Parashkol is a census town located partly in the Pandabeswar CD block and partly in the Andal CD block of the Durgapur subdivision in the Paschim Bardhaman district in the Indian state of West Bengal.

==Geography==

===Location===
Konardihi, Nabgram, Chak Bankola, Sankarpur, Haripur, Bahula, Chhora and Parashkol form a cluster of census towns in the southern portion of Pandabeswar CD block.

===Urbanisation===
According to the 2011 census, 79.22% of the population of the Durgapur subdivision was urban and 20.78% was rural. Durgapur subdivision has 1 municipal corporation at Durgapur and 38 (+1 partly) census towns (partly presented in the map alongside; all places marked on the map are linked in the full-screen map).

==Demographics==
According to the 2011 Census of India the portion of Parashkol in Pandabeswar CD block had a total population of 10,367, of which 5,483 (53%) were males and 4,884 (47%) were females. Population in the age range 0–6 years was 1,223. The total number of literate persons in this portion of Parashkol was 6,470 (70.76% of the population over 6 years). The portion of Parashkol in Andal CD block had a total population of 845, of which 480 (57%) were males and 365 (43%) were females. Population in the age range 0–6 years was 80. The total number of literate persons in this portion of Parashkol was 625 (81.70% of the population over 6 years).

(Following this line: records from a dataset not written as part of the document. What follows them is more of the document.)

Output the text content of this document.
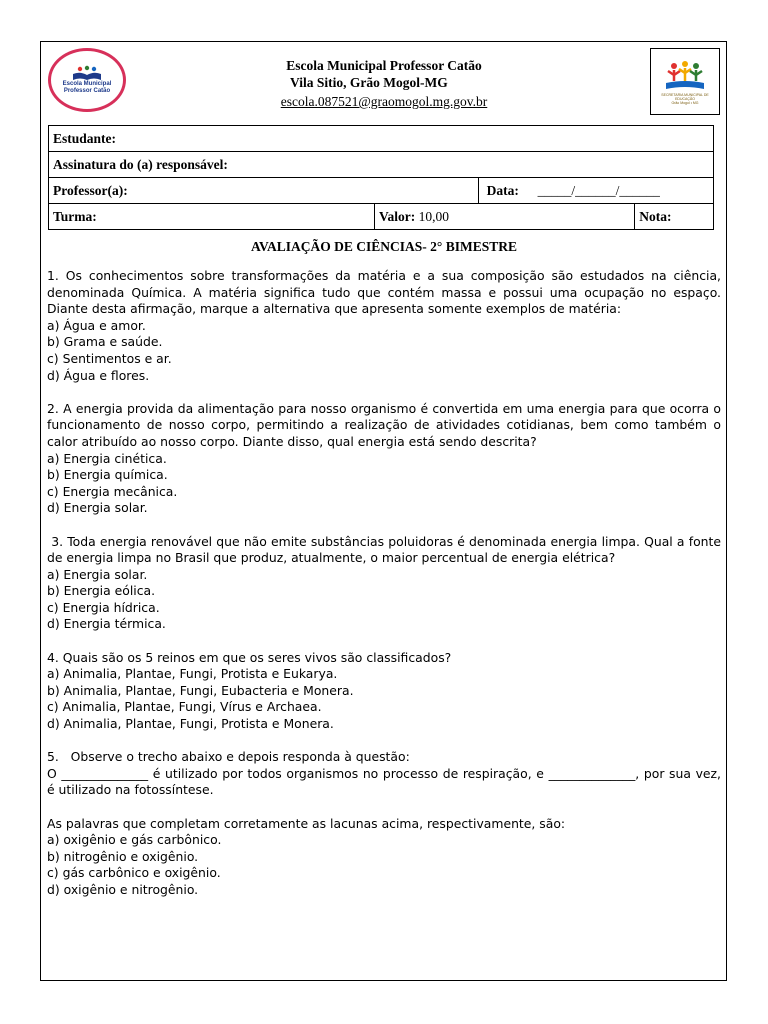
Escola Municipal
Professor Catão
SECRETARIA MUNICIPAL DE EDUCAÇÃO
Grão Mogol • MG
Escola Municipal Professor Catão
Vila Sitio, Grão Mogol-MG
escola.087521@graomogol.mg.gov.br
Estudante:			
Assinatura do (a) responsável:			
Professor(a):		Data: _____/______/______	
Turma:	Valor: 10,00		Nota:
AVALIAÇÃO DE CIÊNCIAS- 2° BIMESTRE

1. Os conhecimentos sobre transformações da matéria e a sua composição são estudados na ciência, denominada Química. A matéria significa tudo que contém massa e possui uma ocupação no espaço. Diante desta afirmação, marque a alternativa que apresenta somente exemplos de matéria:

a) Água e amor.

b) Grama e saúde.

c) Sentimentos e ar.

d) Água e flores.

2. A energia provida da alimentação para nosso organismo é convertida em uma energia para que ocorra o funcionamento de nosso corpo, permitindo a realização de atividades cotidianas, bem como também o calor atribuído ao nosso corpo. Diante disso, qual energia está sendo descrita?

a) Energia cinética.

b) Energia química.

c) Energia mecânica.

d) Energia solar.

3. Toda energia renovável que não emite substâncias poluidoras é denominada energia limpa. Qual a fonte de energia limpa no Brasil que produz, atualmente, o maior percentual de energia elétrica?

a) Energia solar.

b) Energia eólica.

c) Energia hídrica.

d) Energia térmica.

4. Quais são os 5 reinos em que os seres vivos são classificados?

a) Animalia, Plantae, Fungi, Protista e Eukarya.

b) Animalia, Plantae, Fungi, Eubacteria e Monera.

c) Animalia, Plantae, Fungi, Vírus e Archaea.

d) Animalia, Plantae, Fungi, Protista e Monera.

5.   Observe o trecho abaixo e depois responda à questão:

O ______________ é utilizado por todos organismos no processo de respiração, e ______________, por sua vez, é utilizado na fotossíntese.

As palavras que completam corretamente as lacunas acima, respectivamente, são:

a) oxigênio e gás carbônico.

b) nitrogênio e oxigênio.

c) gás carbônico e oxigênio.

d) oxigênio e nitrogênio.
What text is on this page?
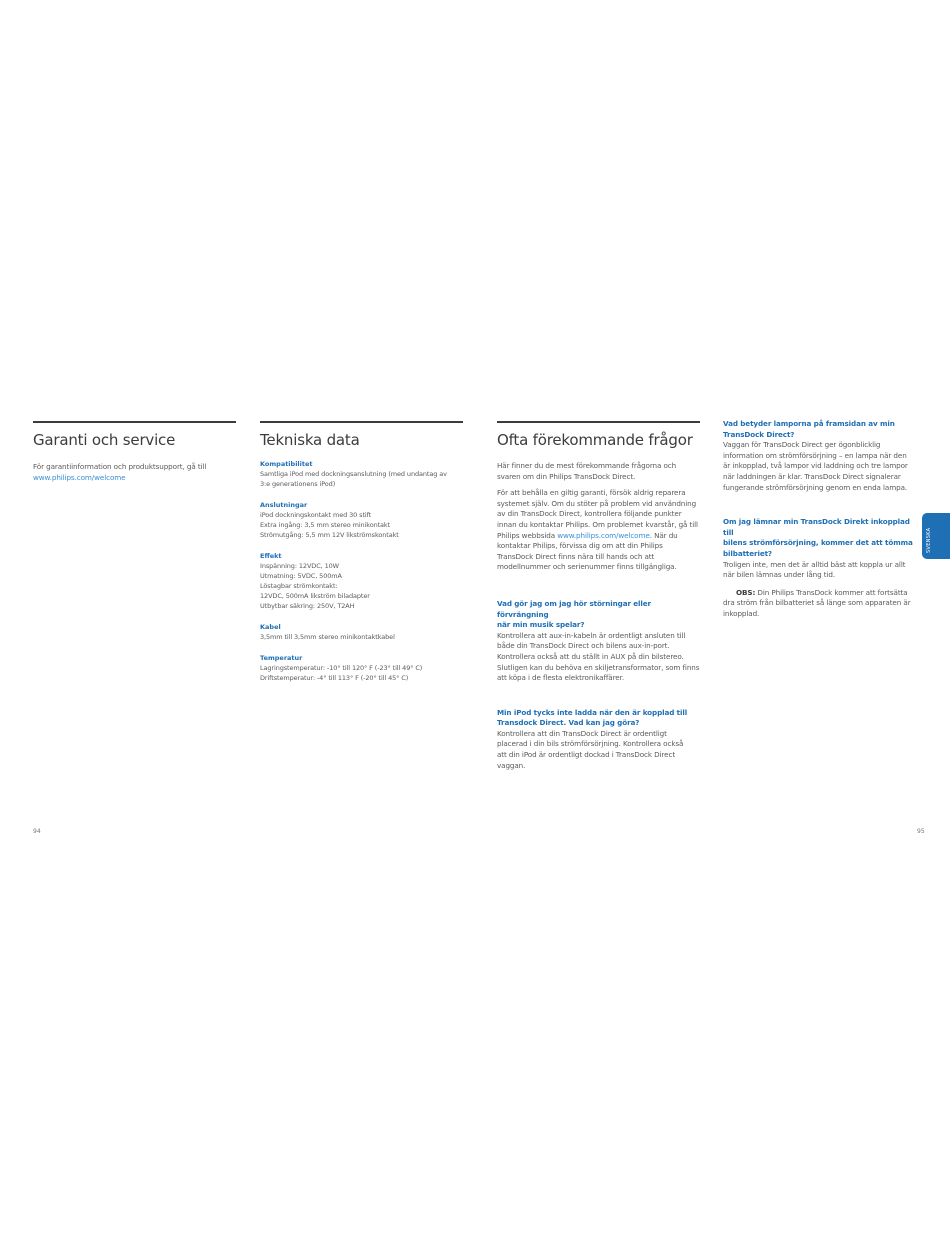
Garanti och service

För garantiinformation och produktsupport, gå till
www.philips.com/welcome

Tekniska data

Kompatibilitet

Samtliga iPod med dockningsanslutning (med undantag av
3:e generationens iPod)

Anslutningar

iPod dockningskontakt med 30 stift
Extra ingång: 3,5 mm stereo minikontakt
Strömutgång: 5,5 mm 12V likströmskontakt

Effekt

Inspänning: 12VDC, 10W
Utmatning: 5VDC, 500mA
Löstagbar strömkontakt:
12VDC, 500mA likström biladapter
Utbytbar säkring: 250V, T2AH

Kabel

3,5mm till 3,5mm stereo minikontaktkabel

Temperatur

Lagringstemperatur: -10° till 120° F (-23° till 49° C)
Driftstemperatur: -4° till 113° F (-20° till 45° C)

Ofta förekommande frågor

Här finner du de mest förekommande frågorna och
svaren om din Philips TransDock Direct.

För att behålla en giltig garanti, försök aldrig reparera
systemet själv. Om du stöter på problem vid användning
av din TransDock Direct, kontrollera följande punkter
innan du kontaktar Philips. Om problemet kvarstår, gå till
Philips webbsida www.philips.com/welcome. När du
kontaktar Philips, förvissa dig om att din Philips
TransDock Direct finns nära till hands och att
modellnummer och serienummer finns tillgängliga.

Vad gör jag om jag hör störningar eller förvrängning
när min musik spelar?

Kontrollera att aux-in-kabeln är ordentligt ansluten till
både din TransDock Direct och bilens aux-in-port.
Kontrollera också att du ställt in AUX på din bilstereo.
Slutligen kan du behöva en skiljetransformator, som finns
att köpa i de flesta elektronikaffärer.

Min iPod tycks inte ladda när den är kopplad till
Transdock Direct. Vad kan jag göra?

Kontrollera att din TransDock Direct är ordentligt
placerad i din bils strömförsörjning. Kontrollera också
att din iPod är ordentligt dockad i TransDock Direct
vaggan.

Vad betyder lamporna på framsidan av min
TransDock Direct?

Vaggan för TransDock Direct ger ögonblicklig
information om strömförsörjning – en lampa när den
är inkopplad, två lampor vid laddning och tre lampor
när laddningen är klar. TransDock Direct signalerar
fungerande strömförsörjning genom en enda lampa.

Om jag lämnar min TransDock Direkt inkopplad till
bilens strömförsörjning, kommer det att tömma
bilbatteriet?

Troligen inte, men det är alltid bäst att koppla ur allt
när bilen lämnas under lång tid.

OBS: Din Philips TransDock kommer att fortsätta
dra ström från bilbatteriet så länge som apparaten är
inkopplad.

SVENSKA
94	95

- For language details see Andal (community development block)#Language and religion

As of 2001 India census, Parashkol had a population of 10,989. Males constitute 56% of the population and females 44%. Parashkol has an average literacy rate of 57%, lower than the national average of 59.5%: male literacy is 68%, and female literacy is 44%. In Parashkol, 14% of the population is under 6 years of age.

==Infrastructure==

According to the District Census Handbook 2011, Bardhaman, Parashkol covered an area of 0.07+6.73 km^{2}. Among the civic amenities, the protected water-supply involved overhead tank, tap water from treated sources, hand pump, tubewell, borewell. It had 75+856 domestic electric connections. Among the educational facilities it had were 4+1 primary schools, 0+3 middle schools, 0+1 secondary school, the nearest senior secondary school at Andal 7 km away. Among the important commodities it produced were paddy, bricks, vegetables.

==Economy==
It is in the heart of the coal mining zone.

As per ECL website telephone numbers, operational collieries in the Kajora Area of Eastern Coalfields in 2018 are: Central Kajora Colliery, Jambad OCP, Jambad UG, Khas Kajora Colliery, Lachipur Colliery, Madhusudanpur Colliery, Madhabpur Colliery, Naba Kajora Colliery and Porascole Colliery.

==Education==
Parashkol has two primary schools.

==Healthcare==
Medical facilities in the Kajora Area of ECL are available at Kajora Area Dispensary (Kajora Morh, PO Kajoragram), Madhusudanpur Colliery (PO Dakshin Khanda), Naba Kajora (PO Kajora Gram), Jambad (UG) (PO Parasea), Madhabpur (PO Kajoragram), Parascole (E&W) (PO Parascole), Khas Kajora (PO Kajoragram), Lachipur (PO Kajoragram), Central Kajora (PO Kajoragram), Jambad OCP (PO Parasea).